OC, DW, JS, and BoM plates
From left to right, in a still photo by James Jordan from the set of the Interpreter Foundation “Witnesses” film project, which is currently in post-production: Oliver Cowdery, David Whitmer, and Joseph Smith, who has the plates of the Book of Mormon in a box. Do they seem very young? They should.
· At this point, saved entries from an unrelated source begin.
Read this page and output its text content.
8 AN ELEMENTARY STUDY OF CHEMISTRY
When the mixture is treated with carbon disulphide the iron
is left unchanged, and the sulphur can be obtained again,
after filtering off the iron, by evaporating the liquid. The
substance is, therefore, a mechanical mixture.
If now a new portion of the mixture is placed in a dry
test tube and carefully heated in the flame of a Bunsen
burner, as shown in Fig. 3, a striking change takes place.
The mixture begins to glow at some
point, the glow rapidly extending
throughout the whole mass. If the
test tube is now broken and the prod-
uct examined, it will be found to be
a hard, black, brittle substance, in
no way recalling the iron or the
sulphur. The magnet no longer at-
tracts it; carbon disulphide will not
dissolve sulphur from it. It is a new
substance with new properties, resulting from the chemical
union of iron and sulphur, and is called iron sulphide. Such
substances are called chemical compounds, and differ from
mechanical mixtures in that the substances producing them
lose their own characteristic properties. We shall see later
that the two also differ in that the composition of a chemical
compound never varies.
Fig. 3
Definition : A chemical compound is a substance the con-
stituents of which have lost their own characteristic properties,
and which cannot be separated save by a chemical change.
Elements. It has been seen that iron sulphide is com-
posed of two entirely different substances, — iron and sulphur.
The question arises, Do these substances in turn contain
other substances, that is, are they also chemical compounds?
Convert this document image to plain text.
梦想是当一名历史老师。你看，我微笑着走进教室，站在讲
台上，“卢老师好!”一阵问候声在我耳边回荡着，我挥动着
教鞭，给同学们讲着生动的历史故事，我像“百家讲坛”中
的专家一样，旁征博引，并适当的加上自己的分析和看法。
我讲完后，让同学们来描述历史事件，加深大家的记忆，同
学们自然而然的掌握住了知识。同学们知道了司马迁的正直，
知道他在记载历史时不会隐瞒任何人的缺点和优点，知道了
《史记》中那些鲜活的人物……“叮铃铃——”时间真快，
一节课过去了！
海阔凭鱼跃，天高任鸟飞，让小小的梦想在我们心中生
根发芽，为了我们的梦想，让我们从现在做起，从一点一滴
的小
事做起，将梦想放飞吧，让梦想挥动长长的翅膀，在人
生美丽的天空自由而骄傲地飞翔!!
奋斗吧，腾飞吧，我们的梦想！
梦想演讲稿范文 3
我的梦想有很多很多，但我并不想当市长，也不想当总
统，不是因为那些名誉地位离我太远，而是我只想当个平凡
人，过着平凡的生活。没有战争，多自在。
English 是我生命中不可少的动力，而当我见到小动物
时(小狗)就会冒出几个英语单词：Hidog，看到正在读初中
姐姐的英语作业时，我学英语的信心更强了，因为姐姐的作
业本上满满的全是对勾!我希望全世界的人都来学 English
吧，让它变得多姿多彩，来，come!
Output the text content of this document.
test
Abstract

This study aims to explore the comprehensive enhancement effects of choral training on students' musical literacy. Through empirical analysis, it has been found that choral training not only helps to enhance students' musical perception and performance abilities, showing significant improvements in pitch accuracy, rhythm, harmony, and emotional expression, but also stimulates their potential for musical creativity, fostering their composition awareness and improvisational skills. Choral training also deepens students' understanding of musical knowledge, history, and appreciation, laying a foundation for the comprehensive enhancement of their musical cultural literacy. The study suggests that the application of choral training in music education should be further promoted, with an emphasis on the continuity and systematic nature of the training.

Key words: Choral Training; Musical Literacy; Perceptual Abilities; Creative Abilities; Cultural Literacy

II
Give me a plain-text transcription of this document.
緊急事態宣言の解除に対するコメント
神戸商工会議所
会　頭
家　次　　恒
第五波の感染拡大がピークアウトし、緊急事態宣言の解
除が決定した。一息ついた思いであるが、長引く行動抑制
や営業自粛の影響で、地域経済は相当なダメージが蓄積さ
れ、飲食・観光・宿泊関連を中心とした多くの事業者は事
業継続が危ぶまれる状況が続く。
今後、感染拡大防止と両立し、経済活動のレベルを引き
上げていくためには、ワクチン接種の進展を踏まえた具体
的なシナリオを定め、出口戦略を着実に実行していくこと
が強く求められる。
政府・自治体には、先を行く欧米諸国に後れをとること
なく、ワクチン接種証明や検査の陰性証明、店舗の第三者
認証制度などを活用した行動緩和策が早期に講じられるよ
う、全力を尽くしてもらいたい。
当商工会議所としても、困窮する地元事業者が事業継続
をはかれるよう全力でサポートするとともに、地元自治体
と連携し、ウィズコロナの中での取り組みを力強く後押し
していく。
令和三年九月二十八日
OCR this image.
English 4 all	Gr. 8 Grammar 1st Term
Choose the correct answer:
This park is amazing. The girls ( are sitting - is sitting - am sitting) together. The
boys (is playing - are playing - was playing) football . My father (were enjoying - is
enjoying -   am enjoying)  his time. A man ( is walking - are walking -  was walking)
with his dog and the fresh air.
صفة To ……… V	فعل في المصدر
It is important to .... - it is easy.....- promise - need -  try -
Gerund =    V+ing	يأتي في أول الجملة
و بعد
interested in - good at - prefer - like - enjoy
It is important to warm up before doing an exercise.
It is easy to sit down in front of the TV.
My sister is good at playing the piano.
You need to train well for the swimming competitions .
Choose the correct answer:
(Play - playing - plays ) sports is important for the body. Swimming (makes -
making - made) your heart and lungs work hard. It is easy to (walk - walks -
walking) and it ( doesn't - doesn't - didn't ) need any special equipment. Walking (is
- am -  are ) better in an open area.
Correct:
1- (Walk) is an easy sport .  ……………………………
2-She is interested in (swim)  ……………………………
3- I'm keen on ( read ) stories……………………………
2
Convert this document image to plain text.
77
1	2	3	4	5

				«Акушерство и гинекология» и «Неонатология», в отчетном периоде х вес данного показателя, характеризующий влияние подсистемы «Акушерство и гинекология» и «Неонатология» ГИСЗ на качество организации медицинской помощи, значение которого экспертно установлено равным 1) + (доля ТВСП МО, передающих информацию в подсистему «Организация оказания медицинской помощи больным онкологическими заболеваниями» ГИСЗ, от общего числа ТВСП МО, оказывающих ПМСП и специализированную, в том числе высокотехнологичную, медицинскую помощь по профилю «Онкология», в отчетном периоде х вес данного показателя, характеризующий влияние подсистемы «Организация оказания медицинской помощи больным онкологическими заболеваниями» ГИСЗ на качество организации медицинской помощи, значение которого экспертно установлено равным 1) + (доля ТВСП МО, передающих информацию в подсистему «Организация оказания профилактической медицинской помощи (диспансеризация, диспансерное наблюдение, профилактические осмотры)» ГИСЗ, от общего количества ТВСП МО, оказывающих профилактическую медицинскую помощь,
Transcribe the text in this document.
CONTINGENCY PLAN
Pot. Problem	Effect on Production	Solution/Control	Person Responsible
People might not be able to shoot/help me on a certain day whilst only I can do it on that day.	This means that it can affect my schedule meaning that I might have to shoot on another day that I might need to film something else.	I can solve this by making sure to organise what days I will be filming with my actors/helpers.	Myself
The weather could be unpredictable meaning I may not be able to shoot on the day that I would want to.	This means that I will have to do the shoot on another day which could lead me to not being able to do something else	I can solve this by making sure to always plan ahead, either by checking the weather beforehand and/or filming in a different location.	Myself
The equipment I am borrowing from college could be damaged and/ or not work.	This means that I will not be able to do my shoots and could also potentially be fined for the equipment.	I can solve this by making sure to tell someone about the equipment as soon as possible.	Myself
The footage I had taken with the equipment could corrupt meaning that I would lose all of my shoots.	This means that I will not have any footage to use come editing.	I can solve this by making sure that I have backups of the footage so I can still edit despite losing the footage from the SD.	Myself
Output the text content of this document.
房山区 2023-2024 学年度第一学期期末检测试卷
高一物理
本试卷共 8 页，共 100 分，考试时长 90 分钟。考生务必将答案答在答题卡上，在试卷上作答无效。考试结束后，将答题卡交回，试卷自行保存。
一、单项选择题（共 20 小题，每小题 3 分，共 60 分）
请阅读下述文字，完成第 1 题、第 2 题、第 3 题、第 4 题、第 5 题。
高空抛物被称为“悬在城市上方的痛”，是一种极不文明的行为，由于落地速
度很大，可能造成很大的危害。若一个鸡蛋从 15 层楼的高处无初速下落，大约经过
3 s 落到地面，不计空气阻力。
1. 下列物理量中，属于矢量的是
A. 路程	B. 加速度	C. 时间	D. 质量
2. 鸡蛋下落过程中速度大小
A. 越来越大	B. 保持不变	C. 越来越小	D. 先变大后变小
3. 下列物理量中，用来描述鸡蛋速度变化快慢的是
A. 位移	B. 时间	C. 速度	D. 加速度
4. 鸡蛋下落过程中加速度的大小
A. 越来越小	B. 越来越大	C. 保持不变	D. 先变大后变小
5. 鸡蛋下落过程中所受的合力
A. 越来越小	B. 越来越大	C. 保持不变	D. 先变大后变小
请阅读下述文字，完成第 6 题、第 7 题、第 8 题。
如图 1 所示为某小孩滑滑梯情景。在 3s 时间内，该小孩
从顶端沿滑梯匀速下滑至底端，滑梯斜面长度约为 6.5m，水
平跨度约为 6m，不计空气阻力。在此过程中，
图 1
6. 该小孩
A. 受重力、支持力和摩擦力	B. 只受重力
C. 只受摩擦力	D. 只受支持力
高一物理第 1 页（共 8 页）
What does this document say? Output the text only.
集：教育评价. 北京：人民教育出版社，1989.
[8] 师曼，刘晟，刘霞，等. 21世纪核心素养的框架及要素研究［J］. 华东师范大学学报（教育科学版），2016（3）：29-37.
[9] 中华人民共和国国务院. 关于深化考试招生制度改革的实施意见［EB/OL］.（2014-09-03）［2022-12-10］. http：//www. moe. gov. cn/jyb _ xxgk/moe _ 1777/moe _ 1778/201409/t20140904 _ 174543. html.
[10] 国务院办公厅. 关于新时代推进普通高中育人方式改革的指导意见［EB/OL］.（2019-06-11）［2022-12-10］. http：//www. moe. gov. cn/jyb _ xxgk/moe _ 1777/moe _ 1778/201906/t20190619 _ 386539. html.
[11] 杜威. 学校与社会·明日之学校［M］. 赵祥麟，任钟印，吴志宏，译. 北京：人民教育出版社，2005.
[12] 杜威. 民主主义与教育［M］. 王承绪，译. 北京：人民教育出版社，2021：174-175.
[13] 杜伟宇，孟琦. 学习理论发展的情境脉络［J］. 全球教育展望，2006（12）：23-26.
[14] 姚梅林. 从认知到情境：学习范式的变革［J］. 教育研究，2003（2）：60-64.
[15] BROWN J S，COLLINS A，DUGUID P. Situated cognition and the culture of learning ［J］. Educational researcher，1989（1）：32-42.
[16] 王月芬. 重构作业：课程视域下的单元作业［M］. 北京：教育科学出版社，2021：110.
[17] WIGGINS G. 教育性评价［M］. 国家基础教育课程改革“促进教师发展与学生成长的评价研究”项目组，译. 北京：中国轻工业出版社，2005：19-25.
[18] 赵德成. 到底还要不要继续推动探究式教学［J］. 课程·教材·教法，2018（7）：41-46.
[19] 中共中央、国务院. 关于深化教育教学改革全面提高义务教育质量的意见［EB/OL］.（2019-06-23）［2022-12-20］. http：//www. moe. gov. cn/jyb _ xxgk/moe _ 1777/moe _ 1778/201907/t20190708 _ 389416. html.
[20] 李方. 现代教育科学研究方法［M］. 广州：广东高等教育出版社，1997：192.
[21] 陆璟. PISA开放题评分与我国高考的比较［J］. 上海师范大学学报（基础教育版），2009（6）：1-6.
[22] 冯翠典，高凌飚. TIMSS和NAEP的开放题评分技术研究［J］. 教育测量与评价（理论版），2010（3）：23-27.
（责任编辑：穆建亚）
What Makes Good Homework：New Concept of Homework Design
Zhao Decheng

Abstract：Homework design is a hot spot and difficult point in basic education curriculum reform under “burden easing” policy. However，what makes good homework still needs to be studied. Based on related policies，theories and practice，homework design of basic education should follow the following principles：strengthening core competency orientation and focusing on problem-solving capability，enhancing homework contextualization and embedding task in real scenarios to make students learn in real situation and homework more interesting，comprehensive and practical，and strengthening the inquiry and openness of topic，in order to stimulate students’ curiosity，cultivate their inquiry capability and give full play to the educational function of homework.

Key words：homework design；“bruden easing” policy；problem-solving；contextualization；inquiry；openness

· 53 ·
They were.


I base these notes upon John W. Welch, Neal Rappleye, Stephen O. Smoot, David J. Larsen, and Taylor Halverson, eds., Knowing Why: 137 Evidences That the Book of Mormon Is True (American Fork, UT: Covenant Communications, 2017), 180-181:


It’s striking that, according to Joseph Smith, the title page of the Book of Mormon as it currently appears in English is “a literal translation taken from the last leaf of the plates” (emphasis mine).  This seems to be consistent with an ancient practice called subscriptio, in which information that we would customarily regard as “introductory” — e.g., the title of the text and the author’s name — is placed “right at the end, after the last line of the text.”  The eminent classicist Walter Burkert (1931-2015) of the University of Zürich, with whom I was once privileged to spend a bit of time while he was visiting Brigham Young University, argued that the existence of this practice in ancient Greek literature was “a detailed and exclusive correspondence which proves that Greek literary practice is ultimately dependent upon Mesopotamia.”


On the basis of Burkert’s argument, my late friend and colleague William J. Hamblin asked an intriguing question:  If the phenomenon of subscriptio is indeed “proof” of a dependence of classical Greek literature on Mesopotamian influence, “cannot the same thing be said of the Book of Mormon — that the practice of subscriptio represents ‘a detailed and exclusive correspondence’ which offers proof that the Book of Mormon is ‘ultimately dependent’ on the ancient Near East?”


The word proof is, I think, too strong.  (Please note that it is actually Professor Burkert’s word, not Professor Hamblin’s.)  But Bill was right to observe that “This idea would have been counterintuitive in the early nineteenth century when title pages appeared at the beginning, not the end, of books.”  Even Joseph Smith himself, when he published the English Book of Mormon in 1830, put the title page at the front of the volume rather than placing it in the back, on the “last leaf.”


Incidentally, another instance of subscriptio in the Book of Mormon seems to appear in the placement of Words of Mormon after the text from the small plates that they seem to introduce and to explain rather than as a preface to it.